Buildings are responsible for 40% of energy consumption and 36% of EU CO2 emissions. Energy performance of buildings is key to achieve the EU Climate & Energy objectives, namely the reduction of a 40% of the Greenhouse gases emissions by 2030 and a 20% energy savings by 2020. Improving the energy performance of buildings is a cost-effective way of fighting against climate change and improving energy security, while also creating job opportunities, particularly in the building sector. See the government website for more.

The Directive on energy performance of buildings (2002/91/EC) is the main legislative instrument at EU level to achieve energy performance in buildings. Under this Directive, the Member States must apply minimum requirements as regards the energy performance of new and existing buildings, ensure the certification of their energy performance and require the regular inspection of boilers and air conditioning systems in buildings.

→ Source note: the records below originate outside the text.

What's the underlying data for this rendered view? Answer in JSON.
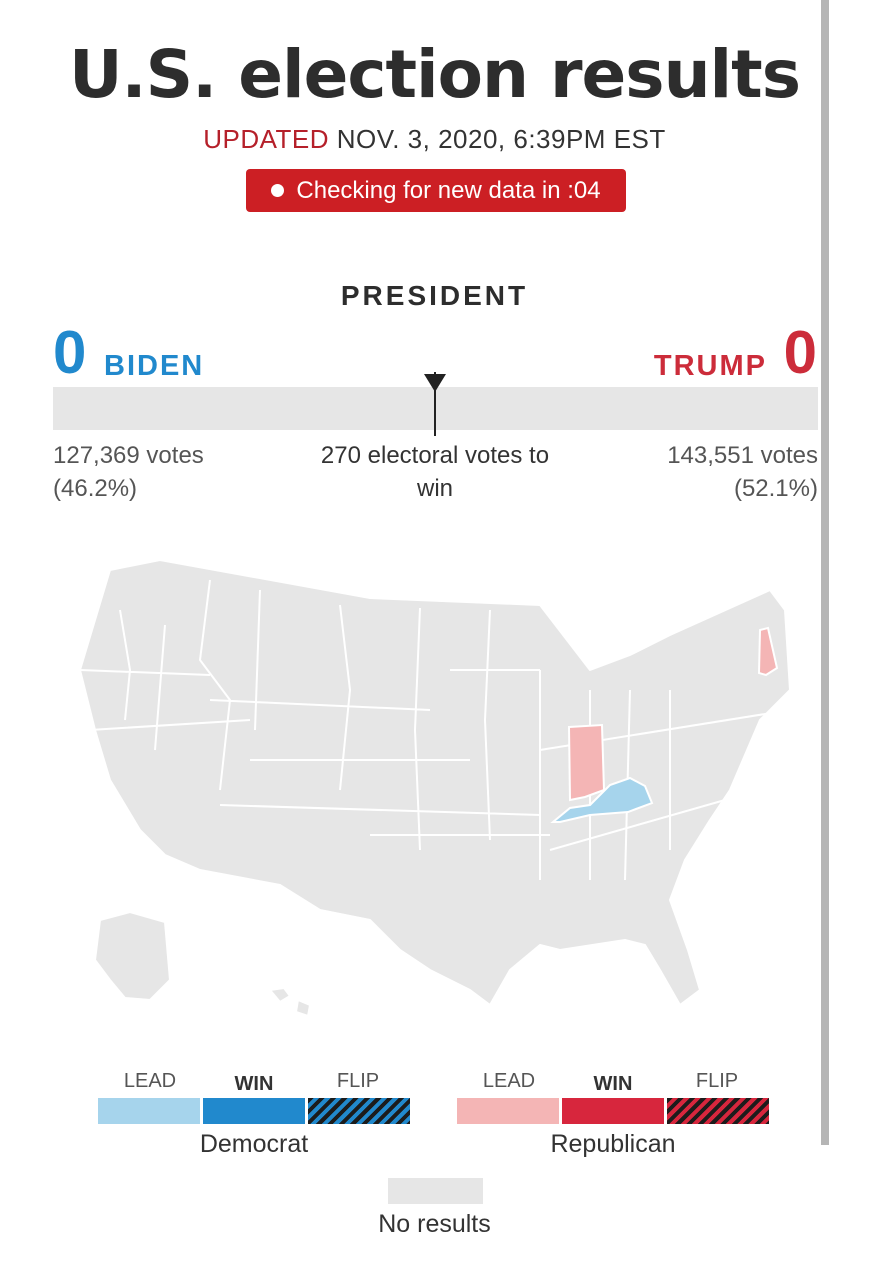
{
  "header": {
    "title": "U.S. election results",
    "updated_label": "UPDATED",
    "updated_time": "NOV. 3, 2020, 6:39PM EST",
    "status_text": "Checking for new data in :04"
  },
  "race": {
    "office": "PRESIDENT",
    "threshold_text": "270 electoral votes to win",
    "candidates": [
      {
        "name": "BIDEN",
        "electoral_votes": "0",
        "votes": "127,369 votes",
        "pct": "(46.2%)",
        "color": "#2189cd"
      },
      {
        "name": "TRUMP",
        "electoral_votes": "0",
        "votes": "143,551 votes",
        "pct": "(52.1%)",
        "color": "#cc2c3a"
      }
    ]
  },
  "map": {
    "states": {
      "kentucky": "dem-lead",
      "indiana": "rep-lead",
      "new_hampshire": "rep-lead",
      "others": "no-results"
    },
    "colors": {
      "no_results": "#e6e6e6",
      "dem_lead": "#a6d4ec",
      "dem_win": "#2189cd",
      "rep_lead": "#f4b5b5",
      "rep_win": "#d7263d"
    }
  },
  "legend": {
    "democrat": {
      "label": "Democrat",
      "lead": "LEAD",
      "win": "WIN",
      "flip": "FLIP"
    },
    "republican": {
      "label": "Republican",
      "lead": "LEAD",
      "win": "WIN",
      "flip": "FLIP"
    },
    "no_results": "No results"
  }
}
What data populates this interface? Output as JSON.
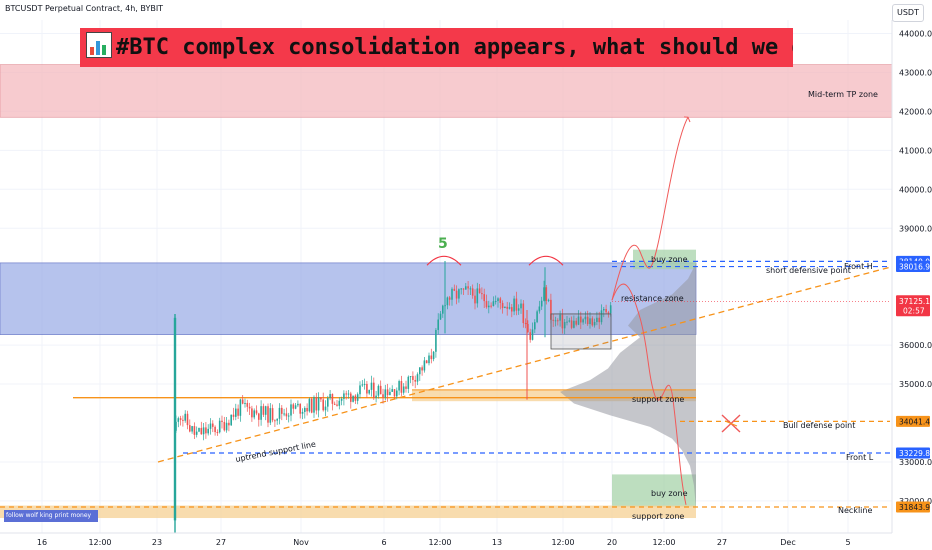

In May 2010 a recast (2010/31/EU) of the original Directive was adopted in order to strengthen energy performance requirements. It is estimated that, by strengthening the provisions of the Directive on energy performance, the EU could achieve a reduction in its greenhouse gas emissions equivalent to 70% of the current EU Kyoto target. In addition to this, these improvements could save citizens around €300 per annum per household in their energy bills, while boosting the construction and building renovation industry in Europe.